I have a novice question - with the huge array of fasteners available, how do you know which type is the correct one to use? Is there a chart that says if the wood (or metal etc) is X dimension use Y screw? Obviously if you need to screw or nail through 3 2xW members you need a longer fastener - but how is the diameter chosen correctly. 

in short - assuming all variables are the same, why would I use a #8 1" Screw versus a #6 1" Screw?


----------



## johnep (Apr 12, 2007)

screwfix.com has huge range of screws and their catalogue/site contains loads of advice.
johnep


----------



## cabinetman (Jul 5, 2007)

cellophane said:


> I have a novice question - with the huge array of fasteners available, how do you know which type is the correct one to use? Is there a chart that says if the wood (or metal etc) is X dimension use Y screw? Obviously if you need to screw or nail through 3 2xW members you need a longer fastener - but how is the diameter chosen correctly.
> 
> in short - assuming all variables are the same, why would I use a #8 1" Screw versus a #6 1" Screw?



The lengths of both screws and nails should be at least more than half the length of the fastening distance. IOW, the fastener should be half to two thirds into the recipient piece when the head is fully seated.
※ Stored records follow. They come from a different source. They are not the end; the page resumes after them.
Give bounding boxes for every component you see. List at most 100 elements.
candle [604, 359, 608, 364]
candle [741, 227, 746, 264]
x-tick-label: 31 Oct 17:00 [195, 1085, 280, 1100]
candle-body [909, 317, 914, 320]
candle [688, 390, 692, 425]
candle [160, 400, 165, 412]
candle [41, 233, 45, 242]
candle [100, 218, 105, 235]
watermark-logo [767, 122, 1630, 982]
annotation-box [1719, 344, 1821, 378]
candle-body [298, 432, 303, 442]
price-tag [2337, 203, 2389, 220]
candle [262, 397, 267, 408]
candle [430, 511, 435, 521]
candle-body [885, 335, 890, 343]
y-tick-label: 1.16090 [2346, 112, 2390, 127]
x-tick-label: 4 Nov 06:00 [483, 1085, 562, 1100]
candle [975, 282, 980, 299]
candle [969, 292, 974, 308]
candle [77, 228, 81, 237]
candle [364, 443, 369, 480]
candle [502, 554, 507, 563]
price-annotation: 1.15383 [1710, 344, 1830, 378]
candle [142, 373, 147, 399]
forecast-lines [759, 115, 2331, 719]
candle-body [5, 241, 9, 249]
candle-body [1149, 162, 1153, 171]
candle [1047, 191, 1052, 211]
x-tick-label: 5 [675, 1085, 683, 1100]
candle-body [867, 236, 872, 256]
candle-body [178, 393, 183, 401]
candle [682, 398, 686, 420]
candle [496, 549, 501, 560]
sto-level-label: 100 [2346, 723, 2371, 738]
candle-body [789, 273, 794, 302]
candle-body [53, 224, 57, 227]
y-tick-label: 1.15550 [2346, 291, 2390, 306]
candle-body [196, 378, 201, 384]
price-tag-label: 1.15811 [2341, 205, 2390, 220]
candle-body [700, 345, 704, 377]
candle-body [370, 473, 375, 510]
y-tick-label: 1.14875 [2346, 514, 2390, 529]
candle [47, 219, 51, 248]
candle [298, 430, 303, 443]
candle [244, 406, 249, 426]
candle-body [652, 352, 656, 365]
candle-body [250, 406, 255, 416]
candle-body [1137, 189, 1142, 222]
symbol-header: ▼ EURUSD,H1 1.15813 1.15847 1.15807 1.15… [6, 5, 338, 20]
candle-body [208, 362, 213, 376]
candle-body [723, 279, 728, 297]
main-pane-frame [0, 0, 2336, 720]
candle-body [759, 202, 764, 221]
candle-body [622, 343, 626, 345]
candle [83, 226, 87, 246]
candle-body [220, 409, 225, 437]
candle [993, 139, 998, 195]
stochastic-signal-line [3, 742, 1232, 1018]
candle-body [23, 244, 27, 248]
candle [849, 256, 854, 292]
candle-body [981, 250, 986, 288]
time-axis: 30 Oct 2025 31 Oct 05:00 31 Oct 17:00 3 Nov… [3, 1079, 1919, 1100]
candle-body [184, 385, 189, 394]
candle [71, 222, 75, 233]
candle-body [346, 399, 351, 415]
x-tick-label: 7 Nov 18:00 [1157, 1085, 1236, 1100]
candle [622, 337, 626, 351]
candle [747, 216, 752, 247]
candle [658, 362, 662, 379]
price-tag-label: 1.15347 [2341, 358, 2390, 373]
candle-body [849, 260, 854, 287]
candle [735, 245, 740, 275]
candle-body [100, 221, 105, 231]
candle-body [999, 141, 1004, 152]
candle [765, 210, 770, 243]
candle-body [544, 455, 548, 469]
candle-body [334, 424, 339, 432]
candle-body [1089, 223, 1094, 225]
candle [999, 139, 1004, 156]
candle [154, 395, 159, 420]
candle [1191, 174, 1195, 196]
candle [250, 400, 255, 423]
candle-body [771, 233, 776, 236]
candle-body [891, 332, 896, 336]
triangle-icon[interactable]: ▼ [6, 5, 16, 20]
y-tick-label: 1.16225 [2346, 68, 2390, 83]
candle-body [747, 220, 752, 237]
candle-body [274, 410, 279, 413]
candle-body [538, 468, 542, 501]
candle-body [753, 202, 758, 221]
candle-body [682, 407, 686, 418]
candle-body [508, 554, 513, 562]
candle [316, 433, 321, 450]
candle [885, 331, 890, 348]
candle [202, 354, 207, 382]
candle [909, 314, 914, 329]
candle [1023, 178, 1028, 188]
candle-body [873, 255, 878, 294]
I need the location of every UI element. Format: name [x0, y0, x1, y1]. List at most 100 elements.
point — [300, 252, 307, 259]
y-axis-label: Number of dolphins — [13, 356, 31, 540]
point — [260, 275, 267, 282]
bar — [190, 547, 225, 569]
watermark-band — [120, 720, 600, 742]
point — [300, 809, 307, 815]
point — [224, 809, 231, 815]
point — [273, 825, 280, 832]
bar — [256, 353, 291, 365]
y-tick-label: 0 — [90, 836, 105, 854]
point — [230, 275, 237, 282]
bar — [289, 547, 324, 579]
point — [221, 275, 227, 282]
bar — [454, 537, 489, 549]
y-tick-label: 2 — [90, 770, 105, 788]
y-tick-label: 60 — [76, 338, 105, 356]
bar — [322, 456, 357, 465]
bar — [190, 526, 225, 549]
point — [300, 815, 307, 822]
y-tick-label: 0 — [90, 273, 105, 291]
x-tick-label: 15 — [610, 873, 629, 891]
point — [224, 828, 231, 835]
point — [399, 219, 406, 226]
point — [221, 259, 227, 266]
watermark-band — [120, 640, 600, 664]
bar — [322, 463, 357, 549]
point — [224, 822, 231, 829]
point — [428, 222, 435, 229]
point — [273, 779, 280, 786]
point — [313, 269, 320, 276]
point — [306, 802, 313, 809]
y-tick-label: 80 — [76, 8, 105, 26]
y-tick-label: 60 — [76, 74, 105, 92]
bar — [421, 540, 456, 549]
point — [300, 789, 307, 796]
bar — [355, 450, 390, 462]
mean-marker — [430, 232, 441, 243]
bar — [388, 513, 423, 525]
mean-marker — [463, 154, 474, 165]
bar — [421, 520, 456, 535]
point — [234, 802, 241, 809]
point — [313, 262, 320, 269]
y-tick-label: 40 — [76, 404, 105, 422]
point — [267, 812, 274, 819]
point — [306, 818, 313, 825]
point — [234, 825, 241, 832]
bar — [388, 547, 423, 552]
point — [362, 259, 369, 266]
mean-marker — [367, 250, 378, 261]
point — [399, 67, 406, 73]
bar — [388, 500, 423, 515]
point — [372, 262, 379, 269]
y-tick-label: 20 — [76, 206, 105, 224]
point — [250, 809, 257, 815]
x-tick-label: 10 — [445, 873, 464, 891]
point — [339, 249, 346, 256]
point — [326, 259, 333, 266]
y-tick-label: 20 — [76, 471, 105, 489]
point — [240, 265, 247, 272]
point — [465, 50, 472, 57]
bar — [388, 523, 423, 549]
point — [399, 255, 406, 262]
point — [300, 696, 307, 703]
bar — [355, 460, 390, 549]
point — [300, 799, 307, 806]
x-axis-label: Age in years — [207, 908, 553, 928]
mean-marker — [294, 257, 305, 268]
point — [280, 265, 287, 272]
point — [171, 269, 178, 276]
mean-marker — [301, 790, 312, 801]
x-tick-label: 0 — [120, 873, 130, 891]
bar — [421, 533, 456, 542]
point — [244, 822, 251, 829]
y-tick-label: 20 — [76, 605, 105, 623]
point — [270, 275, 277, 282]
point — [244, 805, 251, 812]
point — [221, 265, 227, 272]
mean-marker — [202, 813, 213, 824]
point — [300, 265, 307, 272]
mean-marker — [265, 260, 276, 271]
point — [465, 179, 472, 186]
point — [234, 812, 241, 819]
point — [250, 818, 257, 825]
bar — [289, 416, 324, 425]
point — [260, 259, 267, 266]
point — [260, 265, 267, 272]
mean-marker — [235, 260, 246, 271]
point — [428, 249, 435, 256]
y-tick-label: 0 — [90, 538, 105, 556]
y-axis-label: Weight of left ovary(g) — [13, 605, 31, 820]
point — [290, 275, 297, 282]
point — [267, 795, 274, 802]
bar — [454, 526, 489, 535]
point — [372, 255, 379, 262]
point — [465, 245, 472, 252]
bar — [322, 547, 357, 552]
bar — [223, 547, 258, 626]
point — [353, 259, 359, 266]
For screw size its an axial issue of the stresses for the size and length of the fastening and the thickness of the pieces, IMO. THIS CHART shows and explains sizes and lengths. A proper countersunk pilot hole along with a fastener with an effective thread design, and properly driven is the ideal arrangement.


----------



## cellophane (Oct 6, 2009)

thanks =)


----------